Figure 2

Integration of stress-signalling mechanisms. Damaged or dysfunctioning cells communicate with innate immune cells by releasing intracellular factors named damage-associated molecular pattern molecules (DAMPs). During cell death, these molecules, such as calgranulines from the protein S100 A superfamily or alarmines such as the nuclear protein high-mobility group box 1 (HMGB1), are released into the extracellular space to activate the immune system.
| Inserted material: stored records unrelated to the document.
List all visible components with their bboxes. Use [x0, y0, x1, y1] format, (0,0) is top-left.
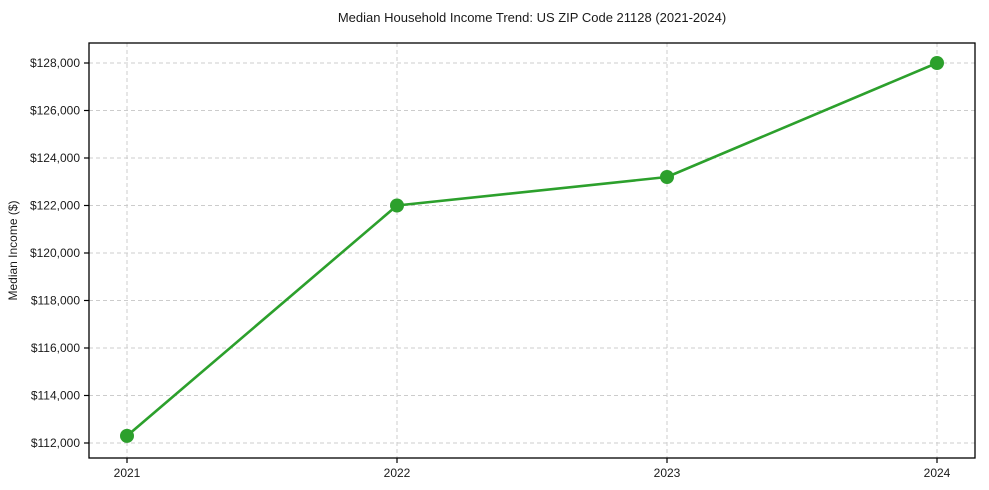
- tick-labels: $112,000 $114,000 $116,000 $118,000 $120,000…: [30, 56, 951, 480]
- data-point-marker: [930, 55, 944, 70]
- data-series: [120, 55, 944, 443]
- axes-frame: [84, 42, 976, 463]
- y-tick-label: $124,000: [30, 151, 80, 165]
- x-tick-label: 2023: [654, 466, 681, 480]
- y-tick-label: $116,000: [31, 341, 80, 355]
- y-tick-label: $126,000: [30, 103, 80, 117]
- plot-frame: [88, 42, 976, 459]
- y-tick-label: $112,000: [31, 436, 80, 450]
- chart-title: Median Household Income Trend: US ZIP Co…: [338, 10, 726, 25]
- gridlines: [89, 43, 975, 458]
- x-tick-label: 2021: [114, 466, 141, 480]
- y-tick-label: $118,000: [31, 293, 80, 307]
- y-axis-title: Median Income ($): [6, 200, 20, 300]
- y-tick-label: $128,000: [30, 56, 80, 70]
- data-point-marker: [390, 198, 404, 213]
- y-tick-label: $122,000: [30, 198, 80, 212]
- trend-line: [125, 61, 939, 438]
- y-tick-label: $114,000: [31, 388, 80, 402]
- data-point-marker: [120, 428, 134, 443]
- x-tick-label: 2024: [924, 466, 951, 480]
- y-tick-label: $120,000: [30, 246, 80, 260]
- x-tick-label: 2022: [384, 466, 411, 480]
- data-point-marker: [660, 169, 674, 184]
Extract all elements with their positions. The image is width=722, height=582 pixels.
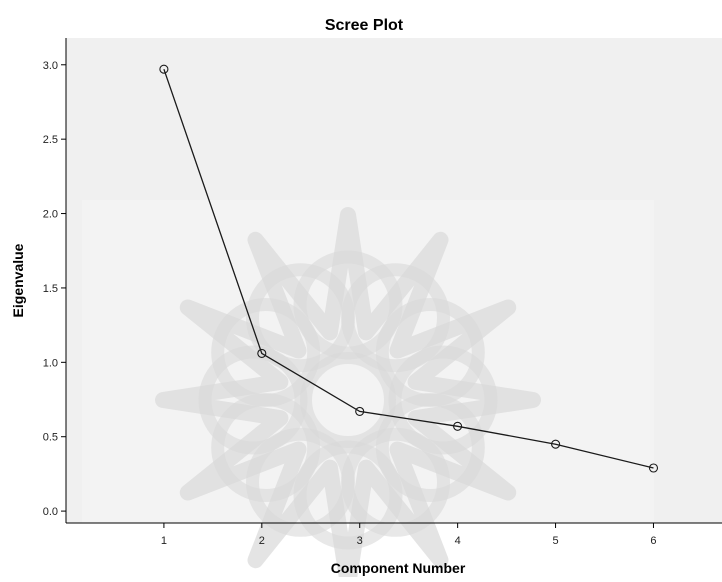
x-axis-title: Component Number <box>331 560 466 576</box>
x-tick-label: 1 <box>161 535 167 547</box>
x-tick-label: 4 <box>455 535 461 547</box>
watermark-petal <box>375 298 485 407</box>
data-point <box>355 406 365 416</box>
y-tick-label: 1.5 <box>43 283 58 295</box>
watermark-petal <box>246 427 355 537</box>
y-axis-title: Eigenvalue <box>10 243 26 317</box>
data-point <box>159 64 169 74</box>
watermark-petal <box>341 263 450 373</box>
watermark-ornament <box>82 200 654 582</box>
y-tick-label: 3.0 <box>43 60 58 72</box>
x-tick-label: 6 <box>650 535 656 547</box>
y-tick-label: 2.0 <box>43 209 58 221</box>
data-point <box>453 421 463 431</box>
axes <box>65 38 722 524</box>
chart-title: Scree Plot <box>325 17 404 34</box>
watermark-star <box>155 207 541 582</box>
eigenvalue-line <box>163 68 654 469</box>
watermark-center <box>300 352 396 448</box>
data-point <box>257 348 267 358</box>
x-tick-label: 2 <box>259 535 265 547</box>
watermark-petal <box>211 298 321 407</box>
y-tick-label: 2.5 <box>43 134 58 146</box>
y-tick-label: 0.0 <box>43 506 58 518</box>
x-tick-label: 5 <box>552 535 558 547</box>
y-tick-label: 1.0 <box>43 357 58 369</box>
x-tick-label: 3 <box>357 535 363 547</box>
y-tick-label: 0.5 <box>43 432 58 444</box>
series-layer <box>159 64 659 473</box>
data-point <box>551 439 561 449</box>
tick-marks <box>61 64 654 528</box>
data-point <box>648 463 659 473</box>
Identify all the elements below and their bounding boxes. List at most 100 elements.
These molecules associate with pathogen-associated molecular pattern molecules (PAMPs) from destroyed pathogens to activate cellular expression of Toll-like receptors (TLRs) of the pattern recognition receptor (PRR) superfamily. Some of these receptors, specifically TLR2, 4 and 9, recognize multiple DAMPS released during stress and cell death. Proteins with abnormal conformation are processed by the proteasome S26 system in the endoplasmic reticulum, where protein kinase R-like endoplasmic reticulum kinase (PERK)-type kinases are activated; these pathways depend on Ire1 (which requires inositol) and nuclear factors, such as NF-κB and Nrf2 (NF-E2 related factor). Nrf2 controls the expression of genes encoding enzymes that remove reactive oxygen species (ROS), including heme oxygenase 1 (HO-1) and glutathione S-transferase (GST). PERK-dependent phosphorylation of Nrf2 thus coordinates a transcriptional program connecting oxidative stress and endoplasmic reticulum stress. Activation of the transcription factor CREB-H can be achieved through this endoplasmic reticulum stress; CREB-H is responsible for the acute inflammatory response in the liver with acute phase protein synthesis. Adapted from [1]. GLUT, glucose transporter; HIF, hypoxia-inducible factor; HO, heme oxygenase; IKK, IκB kinase; JNK, c-Jun N-terminal kinase; LPS, lipopolysaccharide; NOS, nitric oxide synthase; PKC, protein kinase C; RAGE, receptors for advanced glycation end products; ssRNA, single-stranded RNA.